If you have dealt with any data platform in the last few years, you have likely heard about the movement from traditional ETL (Extract Transform Load) to ELT (Extract Load Transform). The name ELT is self-explanatory as the sequential order of tasks is switched such that loading comes before the transformation, but it takes a little more investigation to understand why the movement has taken place and how it is even possible. To illustrate the evolving architecture of data platforms in the last decade, we will take a look at the difference between Costco and McDonalds.

The Old Model (ETL) Link to heading

In the past, the data warehouse has been a place to consume data. Whether it was viewed through a business intelligence tool, consumed through an API, or displayed in some other application, the data was uniformly structured for easy consumption. Very little (if any) modification was done to the data within the actual warehouse. It looked very similar to a fast food restaurant. In most places in America, you can reliably go to McDonalds and get a Big Mac that is generally the same as a Big Mac you would get at any other McDonalds. Do you know why? It’s because the Big Mac is only lightly prepared at the actual restaurant. Most of the work is done before the meal arrives, and the Big Mac you have in Los Angeles might even come from the same place as the one you have in Miami. There is a factory somewhere that acquires the food, turns it into a Big Mac, freezes it, and sends it to each individual McDonalds.

Why is this a bad thing? Well it isn’t inherently bad, just like the old data warehouse model isn’t inherently bad. Much like McDonalds, data warehouses have traditionally receieved their data already prepared. The reception is the Load part of ETL, the final step. But where do the first two steps happen? Again like McDonalds, at the “factory”. ETL tools, such as Oracle Data Integrator or SAP, target all kinds of data sources (databases, flat files, etc.). They first Extract the data, then Transform it, before Loading it into the data warehouse.

The transformation process is arguably the most important part of the process, and also the most computationally expensive. Therefore, these ETL tools have to be able to access vast amounts of compute, and usually run on servers optimized for those types of tasks. The data warehouse, on the other hand, is not constructed to do heavy computation. It is optimized for storage and is not easily scalable. This made sense when companies with lots of data were buying their own servers, and managing their own data centers. It could take months to acquire a new server, and the database systems used for a data warehouse were not built to be distributed across multiple servers.

This setup is logical, given the constraints of the time, but it leads to potentially stale data and long wait times between data creation in a source system and its appearance in BI tools that consume from the data warehouse.

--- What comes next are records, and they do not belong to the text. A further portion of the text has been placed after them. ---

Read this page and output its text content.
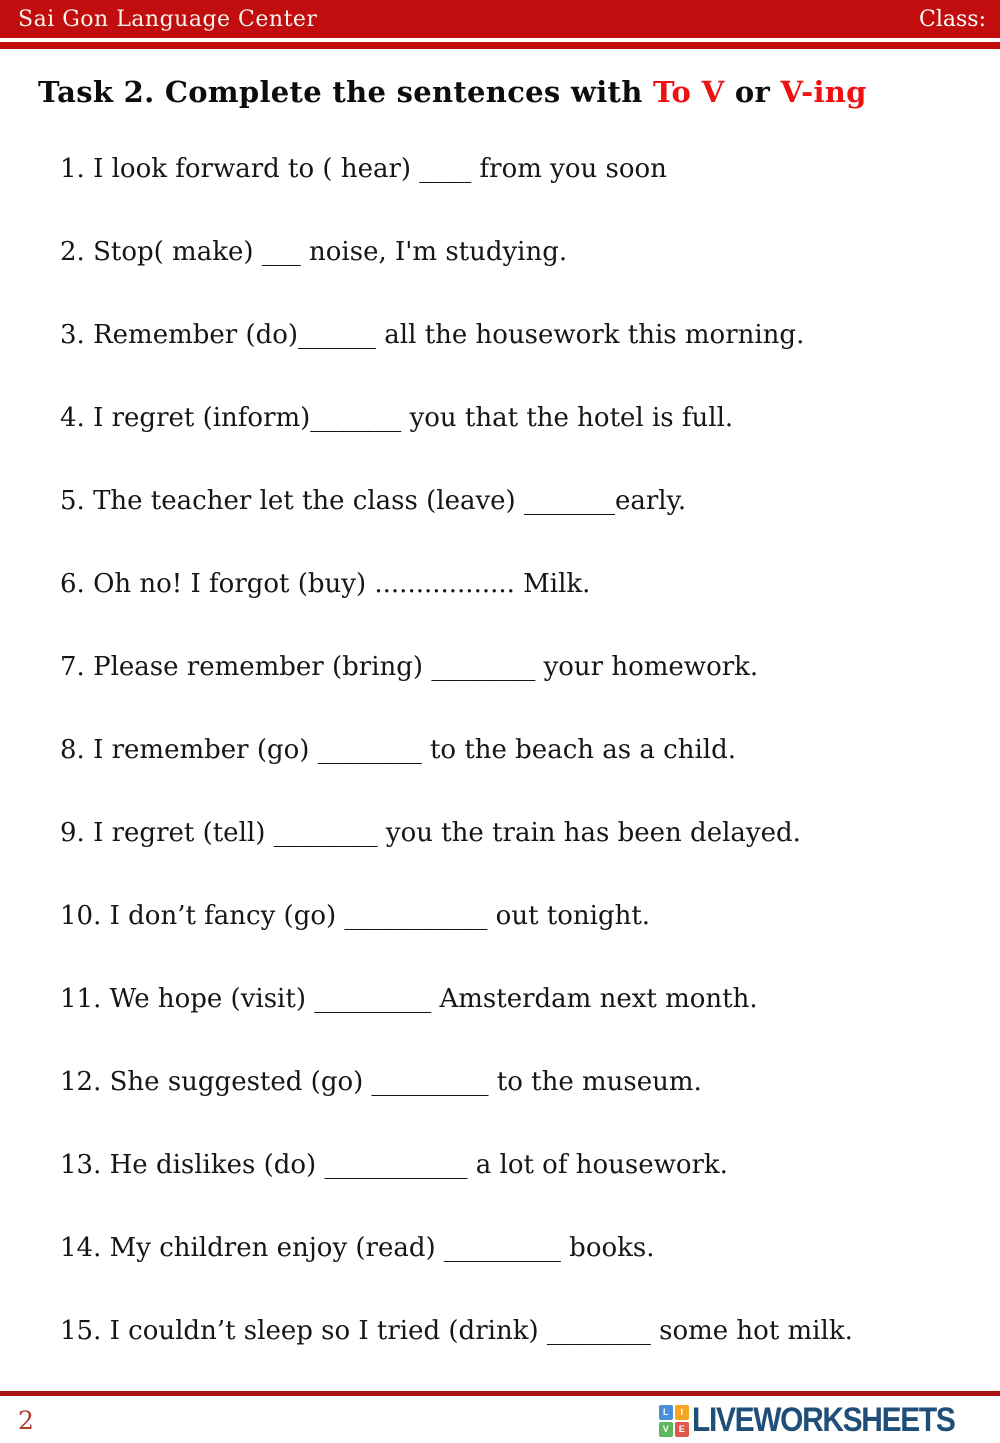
Sai Gon Language Center	Class:
Task 2. Complete the sentences with To V or V-ing

1. I look forward to ( hear) ____ from you soon

2. Stop( make) ___ noise, I'm studying.

3. Remember (do)______ all the housework this morning.

4. I regret (inform)_______ you that the hotel is full.

5. The teacher let the class (leave) _______early.

6. Oh no! I forgot (buy) ................. Milk.

7. Please remember (bring) ________ your homework.

8. I remember (go) ________ to the beach as a child.

9. I regret (tell) ________ you the train has been delayed.

10. I don’t fancy (go) ___________ out tonight.

11. We hope (visit) _________ Amsterdam next month.

12. She suggested (go) _________ to the museum.

13. He dislikes (do) ___________ a lot of housework.

14. My children enjoy (read) _________ books.

15. I couldn’t sleep so I tried (drink) ________ some hot milk.

2	L	I
V	E LIVEWORKSHEETS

The New Model (ELT) Link to heading

In direct contrast to McDonalds, Costco offers food (and lots of other items) at a variety of stages of production. You can buy raw meat, or you can literally eat a fully prepared meal at tables in the front. Depending on what type of consumer comes to the store, they will choose to buy raw goods or buy prepared food. Some may even do both at different times.

The old ELT model has evolved in direct correlation to the rise of cloud computing. When we look back at the constraints that led to the setup of the traditional data warehouse, it is apparent that many of them have been solved by cloud provider managed services. First of all, it is much easier to scale infrastructure up and down, and you can even do it automatically based on the observed load of existing machines. What used to take months now takes seconds.

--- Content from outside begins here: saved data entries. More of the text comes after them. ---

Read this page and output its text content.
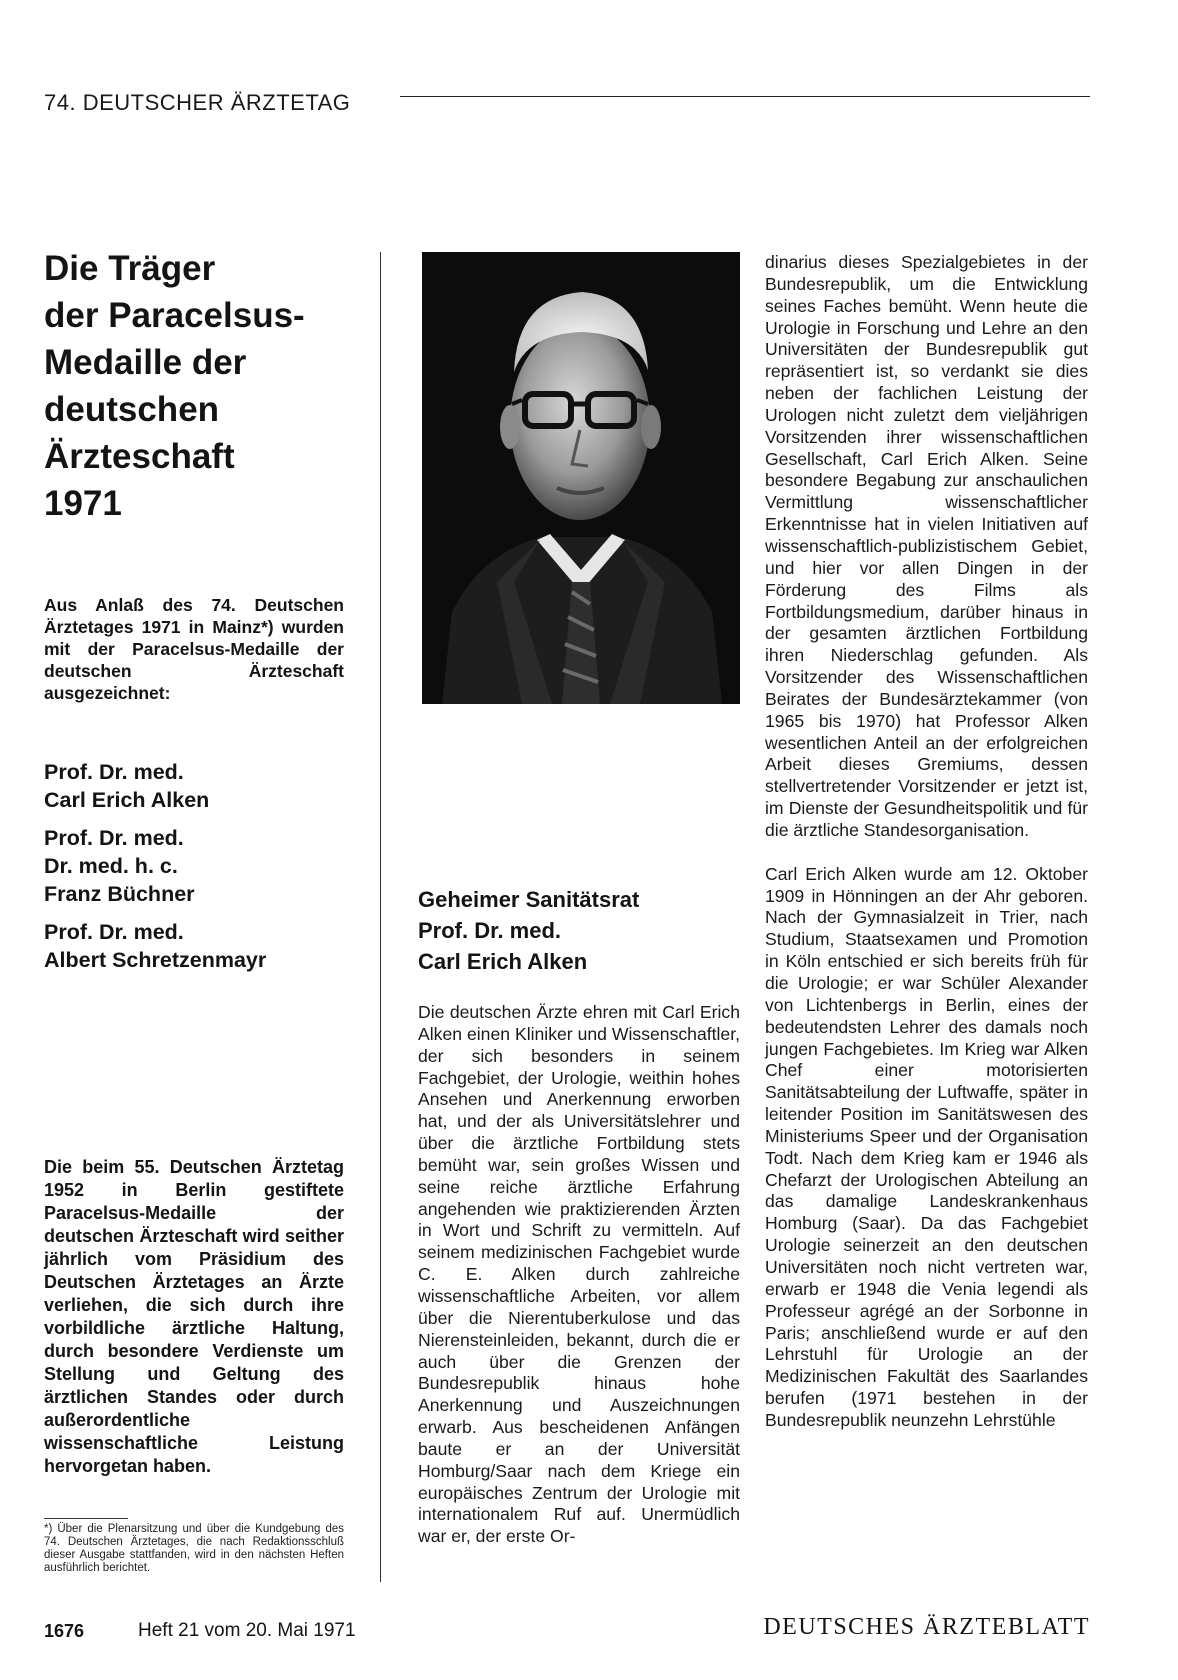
74. DEUTSCHER ÄRZTETAG
Die Träger
der Paracelsus-
Medaille der
deutschen
Ärzteschaft
1971
Aus Anlaß des 74. Deutschen Ärztetages 1971 in Mainz*) wurden mit der Paracelsus-Medaille der deutschen Ärzteschaft ausgezeichnet:
Prof. Dr. med.
Carl Erich Alken
Prof. Dr. med.
Dr. med. h. c.
Franz Büchner
Prof. Dr. med.
Albert Schretzenmayr
Die beim 55. Deutschen Ärztetag 1952 in Berlin gestiftete Paracelsus-Medaille der deutschen Ärzteschaft wird seither jährlich vom Präsidium des Deutschen Ärztetages an Ärzte verliehen, die sich durch ihre vorbildliche ärztliche Haltung, durch besondere Verdienste um Stellung und Geltung des ärztlichen Standes oder durch außerordentliche wissenschaftliche Leistung hervorgetan haben.
*) Über die Plenarsitzung und über die Kundgebung des 74. Deutschen Ärztetages, die nach Redaktionsschluß dieser Ausgabe stattfanden, wird in den nächsten Heften ausführlich berichtet.
Geheimer Sanitätsrat
Prof. Dr. med.
Carl Erich Alken

Die deutschen Ärzte ehren mit Carl Erich Alken einen Kliniker und Wissenschaftler, der sich besonders in seinem Fachgebiet, der Urologie, weithin hohes Ansehen und Anerkennung erworben hat, und der als Universitätslehrer und über die ärztliche Fortbildung stets bemüht war, sein großes Wissen und seine reiche ärztliche Erfahrung angehenden wie praktizierenden Ärzten in Wort und Schrift zu vermitteln. Auf seinem medizinischen Fachgebiet wurde C. E. Alken durch zahlreiche wissenschaftliche Arbeiten, vor allem über die Nierentuberkulose und das Nierensteinleiden, bekannt, durch die er auch über die Grenzen der Bundesrepublik hinaus hohe Anerkennung und Auszeichnungen erwarb. Aus bescheidenen Anfängen baute er an der Universität Homburg/Saar nach dem Kriege ein europäisches Zentrum der Urologie mit internationalem Ruf auf. Unermüdlich war er, der erste Or-

dinarius dieses Spezialgebietes in der Bundesrepublik, um die Entwicklung seines Faches bemüht. Wenn heute die Urologie in Forschung und Lehre an den Universitäten der Bundesrepublik gut repräsentiert ist, so verdankt sie dies neben der fachlichen Leistung der Urologen nicht zuletzt dem vieljährigen Vorsitzenden ihrer wissenschaftlichen Gesellschaft, Carl Erich Alken. Seine besondere Begabung zur anschaulichen Vermittlung wissenschaftlicher Erkenntnisse hat in vielen Initiativen auf wissenschaftlich-publizistischem Gebiet, und hier vor allen Dingen in der Förderung des Films als Fortbildungsmedium, darüber hinaus in der gesamten ärztlichen Fortbildung ihren Niederschlag gefunden. Als Vorsitzender des Wissenschaftlichen Beirates der Bundesärztekammer (von 1965 bis 1970) hat Professor Alken wesentlichen Anteil an der erfolgreichen Arbeit dieses Gremiums, dessen stellvertretender Vorsitzender er jetzt ist, im Dienste der Gesundheitspolitik und für die ärztliche Standesorganisation.

Carl Erich Alken wurde am 12. Oktober 1909 in Hönningen an der Ahr geboren. Nach der Gymnasialzeit in Trier, nach Studium, Staatsexamen und Promotion in Köln entschied er sich bereits früh für die Urologie; er war Schüler Alexander von Lichtenbergs in Berlin, eines der bedeutendsten Lehrer des damals noch jungen Fachgebietes. Im Krieg war Alken Chef einer motorisierten Sanitätsabteilung der Luftwaffe, später in leitender Position im Sanitätswesen des Ministeriums Speer und der Organisation Todt. Nach dem Krieg kam er 1946 als Chefarzt der Urologischen Abteilung an das damalige Landeskrankenhaus Homburg (Saar). Da das Fachgebiet Urologie seinerzeit an den deutschen Universitäten noch nicht vertreten war, erwarb er 1948 die Venia legendi als Professeur agrégé an der Sorbonne in Paris; anschließend wurde er auf den Lehrstuhl für Urologie an der Medizinischen Fakultät des Saarlandes berufen (1971 bestehen in der Bundesrepublik neunzehn Lehrstühle

1676	Heft 21 vom 20. Mai 1971	DEUTSCHES ÄRZTEBLATT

Secondly, the database systems have been optimized to take advantage of distributed architecture, and employ techniques such as massively parallel processing, result caching, and concurrency scaling. This enables virtually unlimited horizontal scaling of your data warehouse, depending on the computational load and amount of data. Because of the increased computing power in the data warehouse itself, the transformation can be done within the warehouse, leading to the pattern of Extract from sources, Load into the warehouse, then perform all transformation there.

The advantage of doing the transformation within the warehouse, much like when shopping at Costco, is that data becomes available for consumers in its various forms as soon as it is ready. An application or BI tool may want to see raw source data that is fresh, while large summary queries are still being executed. The big idea is that bottlenecks are removed: you never have to wait for anything when it is already ready to be consumed. This functionality can be further improved by implementing techniques such as a lambda architecture.

One final way that Redshift, Snowflake, and other columnar databases are similar to Costco is that they cannot store unstructured data (i.e. Costco sells raw chicken but you can’t buy the live chicken). The tradeoff for this is that columnar data is very fast and efficient to query, and can be compressed due to the fact that data in a column is of a uniform type.